The spirit of William Morris

It was cold last night; the temperature at 7:30 this morning was about 25 º F.

These cold nights bring with them a new responsibility for me: I have to remember to close the cold frames each afternoon. I do this when the sun begins to go down, ideally as soon as the sun no longer directly strikes the cold frames. Cold frames are like a dog: they don’t require much attention, but they do require your attention at least twice a day. And like dogs they are well worth it.

No, the cold frames are not bursting with bloom right now, but they are full of interest. It’s a real pleasure to go out on a cold morning and peer through the glass light and see signs of life. The cold frames here have a primary purpose of housing a wide collection of marginally hardy bulby odds and ends. But each year I slip in various things which provide a nice contrast to the largely grassy foliage of the bulbs. Certain woody plants for instance provide a good change of pace.
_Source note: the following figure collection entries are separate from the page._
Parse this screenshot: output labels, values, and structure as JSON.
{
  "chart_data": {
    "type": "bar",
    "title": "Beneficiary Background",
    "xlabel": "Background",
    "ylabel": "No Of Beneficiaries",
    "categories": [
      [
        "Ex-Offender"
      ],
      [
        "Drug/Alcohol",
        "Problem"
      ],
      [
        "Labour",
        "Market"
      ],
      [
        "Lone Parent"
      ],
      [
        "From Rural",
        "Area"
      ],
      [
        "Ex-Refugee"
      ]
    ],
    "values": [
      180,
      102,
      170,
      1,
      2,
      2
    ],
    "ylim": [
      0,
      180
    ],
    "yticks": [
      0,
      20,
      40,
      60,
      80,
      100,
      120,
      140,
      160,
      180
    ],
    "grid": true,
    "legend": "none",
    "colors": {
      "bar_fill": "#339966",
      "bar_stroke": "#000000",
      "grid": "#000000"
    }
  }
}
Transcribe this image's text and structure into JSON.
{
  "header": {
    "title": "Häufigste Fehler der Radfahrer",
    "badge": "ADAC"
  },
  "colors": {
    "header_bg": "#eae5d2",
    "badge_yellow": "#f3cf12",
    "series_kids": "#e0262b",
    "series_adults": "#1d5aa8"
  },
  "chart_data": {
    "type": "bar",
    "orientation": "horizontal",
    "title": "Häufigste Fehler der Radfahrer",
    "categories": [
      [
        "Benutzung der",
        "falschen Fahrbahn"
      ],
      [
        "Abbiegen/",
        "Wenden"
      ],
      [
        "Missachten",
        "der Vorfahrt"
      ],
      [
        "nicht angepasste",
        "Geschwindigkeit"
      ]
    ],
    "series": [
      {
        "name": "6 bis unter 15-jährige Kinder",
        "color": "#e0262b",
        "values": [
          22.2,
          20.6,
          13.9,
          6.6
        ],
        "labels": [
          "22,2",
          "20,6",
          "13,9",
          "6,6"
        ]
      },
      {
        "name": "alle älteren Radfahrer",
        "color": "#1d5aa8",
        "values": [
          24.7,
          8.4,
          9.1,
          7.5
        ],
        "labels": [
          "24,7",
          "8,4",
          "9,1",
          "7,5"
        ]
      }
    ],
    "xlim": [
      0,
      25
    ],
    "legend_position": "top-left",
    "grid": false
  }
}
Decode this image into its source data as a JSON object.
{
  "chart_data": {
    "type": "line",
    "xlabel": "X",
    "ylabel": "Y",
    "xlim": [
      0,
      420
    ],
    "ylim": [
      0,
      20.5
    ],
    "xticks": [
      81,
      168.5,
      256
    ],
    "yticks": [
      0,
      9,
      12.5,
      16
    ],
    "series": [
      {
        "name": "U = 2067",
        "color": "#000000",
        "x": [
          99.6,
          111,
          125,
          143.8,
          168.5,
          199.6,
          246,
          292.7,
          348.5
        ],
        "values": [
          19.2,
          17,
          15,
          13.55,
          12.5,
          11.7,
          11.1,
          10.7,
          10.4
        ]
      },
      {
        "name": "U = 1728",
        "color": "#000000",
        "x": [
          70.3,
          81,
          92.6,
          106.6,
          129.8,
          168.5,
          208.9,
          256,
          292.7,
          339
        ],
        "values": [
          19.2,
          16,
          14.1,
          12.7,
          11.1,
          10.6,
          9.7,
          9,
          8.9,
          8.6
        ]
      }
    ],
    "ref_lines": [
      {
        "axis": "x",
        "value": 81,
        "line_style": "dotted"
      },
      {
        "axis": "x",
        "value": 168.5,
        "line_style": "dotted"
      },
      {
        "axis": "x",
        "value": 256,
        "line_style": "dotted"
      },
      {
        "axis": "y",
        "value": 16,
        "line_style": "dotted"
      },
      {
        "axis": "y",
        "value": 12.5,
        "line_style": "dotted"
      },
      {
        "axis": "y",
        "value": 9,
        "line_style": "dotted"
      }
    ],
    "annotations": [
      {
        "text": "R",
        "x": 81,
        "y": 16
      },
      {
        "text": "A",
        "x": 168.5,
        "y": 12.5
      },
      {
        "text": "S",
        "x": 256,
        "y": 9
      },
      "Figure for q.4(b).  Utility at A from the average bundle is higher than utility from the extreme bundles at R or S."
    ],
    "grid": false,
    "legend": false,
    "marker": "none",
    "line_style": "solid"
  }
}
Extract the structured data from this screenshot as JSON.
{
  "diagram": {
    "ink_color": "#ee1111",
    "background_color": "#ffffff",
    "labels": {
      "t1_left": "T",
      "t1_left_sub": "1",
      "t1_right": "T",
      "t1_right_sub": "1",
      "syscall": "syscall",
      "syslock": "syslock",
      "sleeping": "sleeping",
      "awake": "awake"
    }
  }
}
This year the rooted cutting of Daphne odora already shows flower color. A hardy gardenia, a new Ruscus, several asarums, some Selaginella, rosemary and Cistus psilosepalus all provide foliage interest and, in the case of the flowering plants, the promise of flowers and fragrance eventually.

The cold frame also provides an answer to the question of what to do with the florist’s cyclamen. The house is too warm and the garden is too cold. It turns out that the cold frame is just right: the glass light of the cold frame bears a flourish of frost flowers on cold mornings, but under the glass the bright red flowers of the florist’s cyclamen presents a burst of intense color.

A clump of snowdrops dug from the garden this week now blooms serenely under the glass. Another sort of snow drop is all over the news now: beginning tomorrow night, we are expected to have a 5-12” snow fall.

I opened this piece by writing that there was not much in bloom in the cold frames now. But one of the less protected cold frames offered an unexpected seasonal bouquet yesterday morning. I don't know what I did to deserve such a decorative acanthus-leaf pattern of frost flowers: it's as if the spirit of William Morris himself had worked over the under surface of the light. I hope you enjoy it as much as I do.